"No, it's not. The kindness would be on your side, the way it has been right along. I'd think a lot of it if you'd let me feel that if you wanted help or advice, or anything of that kind, you'd ask it of me."
Had she looked at him the impassioned earnestness of his face would have increased her surprise. But she was looking at the tassel on the chair arm, drawing its strands slowly through her fingers.
"Perhaps I will some day," she murmured.
"Honest—not hesitate to send for me if you ever think I could be of any service to you? Will you promise?"
A woman more experienced, more quick in a perception of surface indications, might have guessed a weightier matter than the young man's words implied. Lorry took them as they were, feeling only the heart behind them.
"Yes, I'll promise," she said.
"Then it's a pact between us. I'll know if you ever want me you'll call on me. And I'll come; I'll come, no matter where I am."

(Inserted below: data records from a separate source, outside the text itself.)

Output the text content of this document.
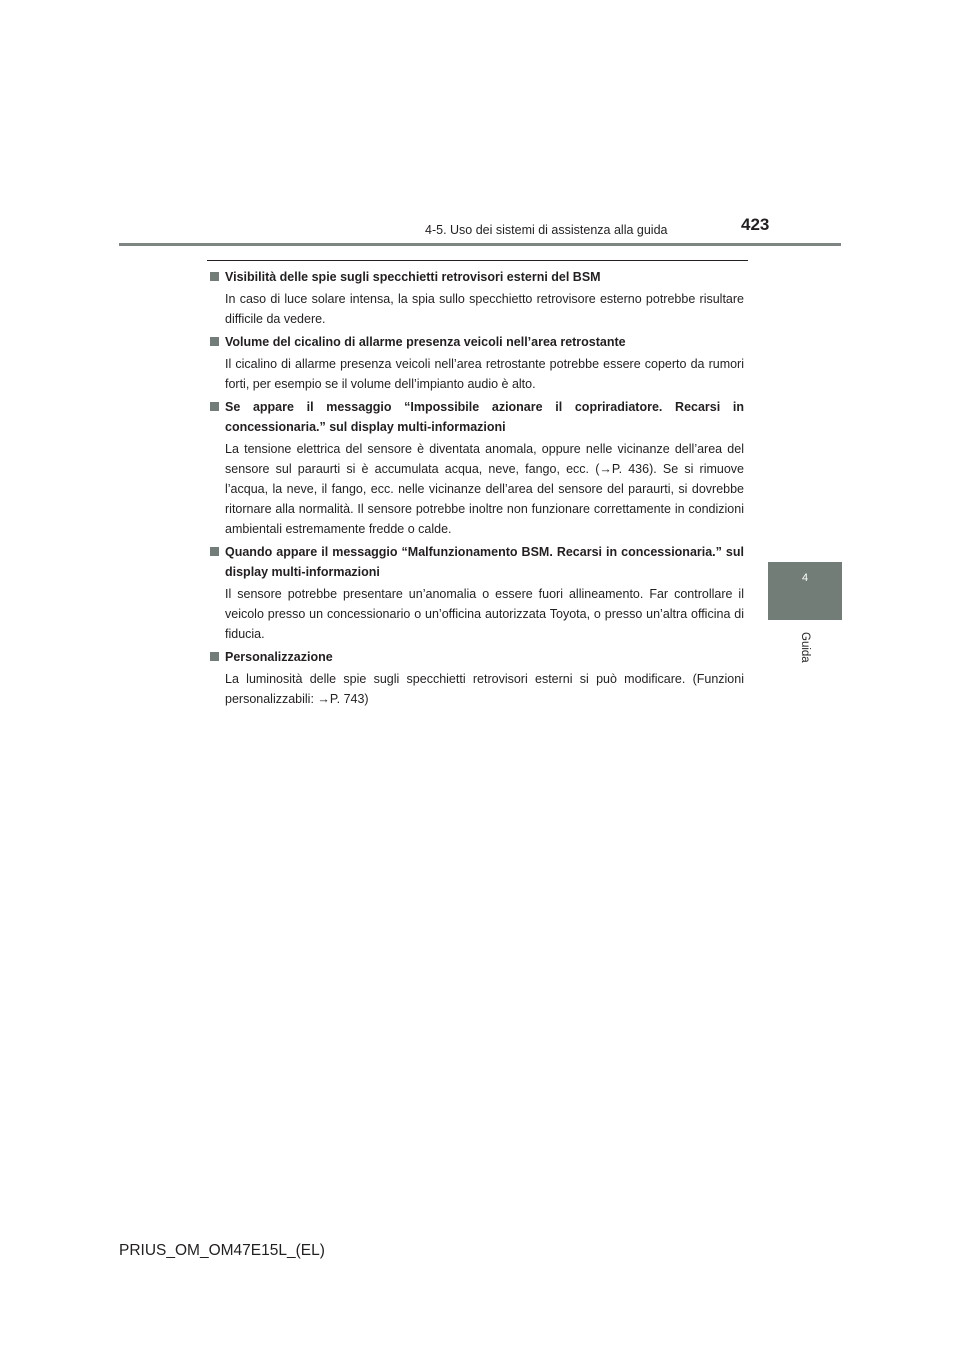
4-5. Uso dei sistemi di assistenza alla guida	423
4
Guida
Visibilità delle spie sugli specchietti retrovisori esterni del BSM
In caso di luce solare intensa, la spia sullo specchietto retrovisore esterno potrebbe risultare difficile da vedere.
Volume del cicalino di allarme presenza veicoli nell’area retrostante
Il cicalino di allarme presenza veicoli nell’area retrostante potrebbe essere coperto da rumori forti, per esempio se il volume dell’impianto audio è alto.
Se appare il messaggio “Impossibile azionare il copriradiatore. Recarsi in concessionaria.” sul display multi-informazioni
La tensione elettrica del sensore è diventata anomala, oppure nelle vicinanze dell’area del sensore sul paraurti si è accumulata acqua, neve, fango, ecc. (→P. 436). Se si rimuove l’acqua, la neve, il fango, ecc. nelle vicinanze dell’area del sensore del paraurti, si dovrebbe ritornare alla normalità. Il sensore potrebbe inoltre non funzionare correttamente in condizioni ambientali estremamente fredde o calde.
Quando appare il messaggio “Malfunzionamento BSM. Recarsi in concessionaria.” sul display multi-informazioni
Il sensore potrebbe presentare un’anomalia o essere fuori allineamento. Far controllare il veicolo presso un concessionario o un’officina autorizzata Toyota, o presso un’altra officina di fiducia.
Personalizzazione
La luminosità delle spie sugli specchietti retrovisori esterni si può modificare. (Funzioni personalizzabili: →P. 743)
PRIUS_OM_OM47E15L_(EL)
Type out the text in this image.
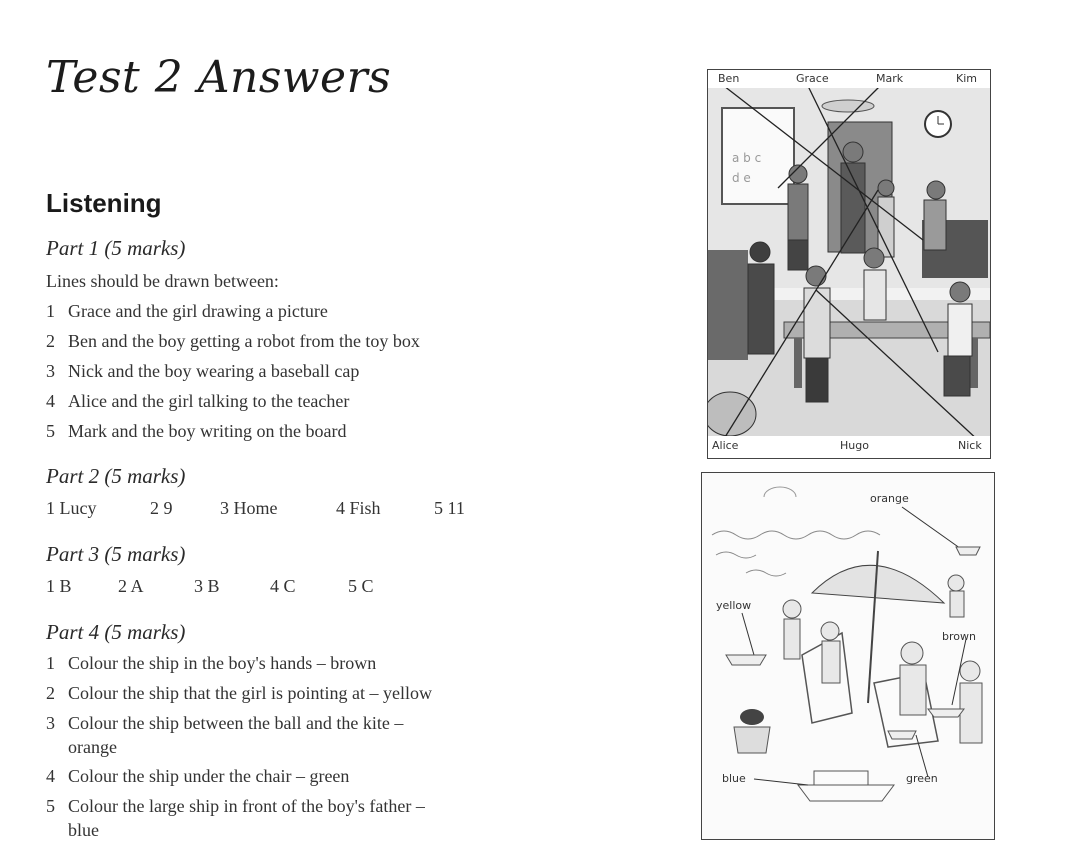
Test 2 Answers
Listening
Part 1 (5 marks)
Lines should be drawn between:
1 Grace and the girl drawing a picture
2 Ben and the boy getting a robot from the toy box
3 Nick and the boy wearing a baseball cap
4 Alice and the girl talking to the teacher
5 Mark and the boy writing on the board
Part 2 (5 marks)
1 Lucy	2 9	3 Home	4 Fish	5 11
Part 3 (5 marks)
1 B	2 A	3 B	4 C	5 C
Part 4 (5 marks)
1 Colour the ship in the boy's hands – brown
2 Colour the ship that the girl is pointing at – yellow
3 Colour the ship between the ball and the kite –
orange
4 Colour the ship under the chair – green
5 Colour the large ship in front of the boy's father –
blue
a b c
d e
Ben	Grace	Mark	Kim
Alice	Hugo	Nick
orange
yellow
brown
blue	green
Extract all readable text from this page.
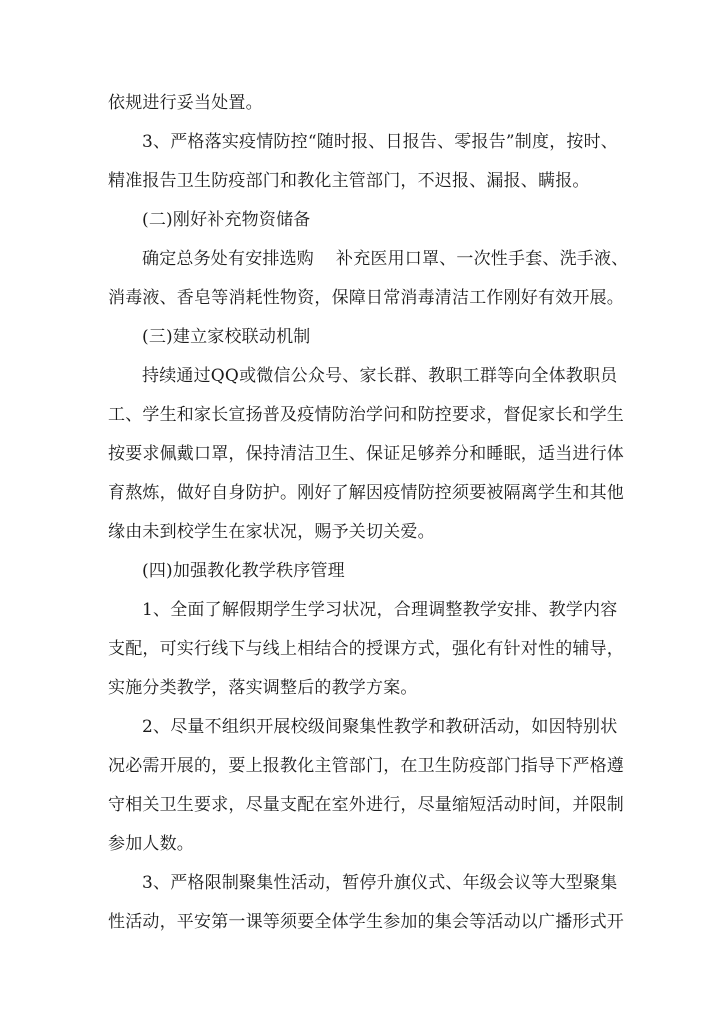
依规进行妥当处置。
3、严格落实疫情防控“随时报、日报告、零报告”制度，按时、
精准报告卫生防疫部门和教化主管部门，不迟报、漏报、瞒报。
(二)刚好补充物资储备
确定总务处有安排选购 补充医用口罩、一次性手套、洗手液、
消毒液、香皂等消耗性物资，保障日常消毒清洁工作刚好有效开展。
(三)建立家校联动机制
持续通过QQ或微信公众号、家长群、教职工群等向全体教职员
工、学生和家长宣扬普及疫情防治学问和防控要求，督促家长和学生
按要求佩戴口罩，保持清洁卫生、保证足够养分和睡眠，适当进行体
育熬炼，做好自身防护。刚好了解因疫情防控须要被隔离学生和其他
缘由未到校学生在家状况，赐予关切关爱。
(四)加强教化教学秩序管理
1、全面了解假期学生学习状况，合理调整教学安排、教学内容
支配，可实行线下与线上相结合的授课方式，强化有针对性的辅导，
实施分类教学，落实调整后的教学方案。
2、尽量不组织开展校级间聚集性教学和教研活动，如因特别状
况必需开展的，要上报教化主管部门，在卫生防疫部门指导下严格遵
守相关卫生要求，尽量支配在室外进行，尽量缩短活动时间，并限制
参加人数。
3、严格限制聚集性活动，暂停升旗仪式、年级会议等大型聚集
性活动，平安第一课等须要全体学生参加的集会等活动以广播形式开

The room was growing dim, dusk stealing out from its corners into the space near the long windows where they sat. Their figures, solid and dark in the larger solidity of the two armchairs, were motionless, and in the pause following his words, neither stirred or spoke. It was a silence without embarrassment or constraint, a moment of arrested external cognizances. Each felt the other as close, suddenly glimpsed intimate and real, a flash of finer vision that for an instant held them in subtle communion. Then it passed and they were saying good-by, moving together into the hall. Fong had not yet lighted the gas and it was very dim there; Mark had to grope for his hat on the stand. He touched her hand in farewell, hardly conscious of the physical contact, heard his own mechanical words and her reply. Then the door opened, shut and he was gone.
Lorry went upstairs to her own room. Her being was permeated with an inner content, radiating like light from a center of peace. She closed her eyes to better feel the comfort of it, to rest upon its infinite assurance. She had no desire to know whence it rose, did not even ask herself if he loved her. From a state of dull distress she had suddenly come into a consciousness of perfect well-being, leaving behind her a past where she had been troubled and lonely. Their paths, wandering and uncertain, had met, converging on some higher level, where they stood together in a deep, enfolding security.
She was still motionless in the gathering dusk when Chrystie entered the room beyond, filling it with silken rustlings and the tapping of high heels. Lorry did not know she was there till she came to the open door and looked in.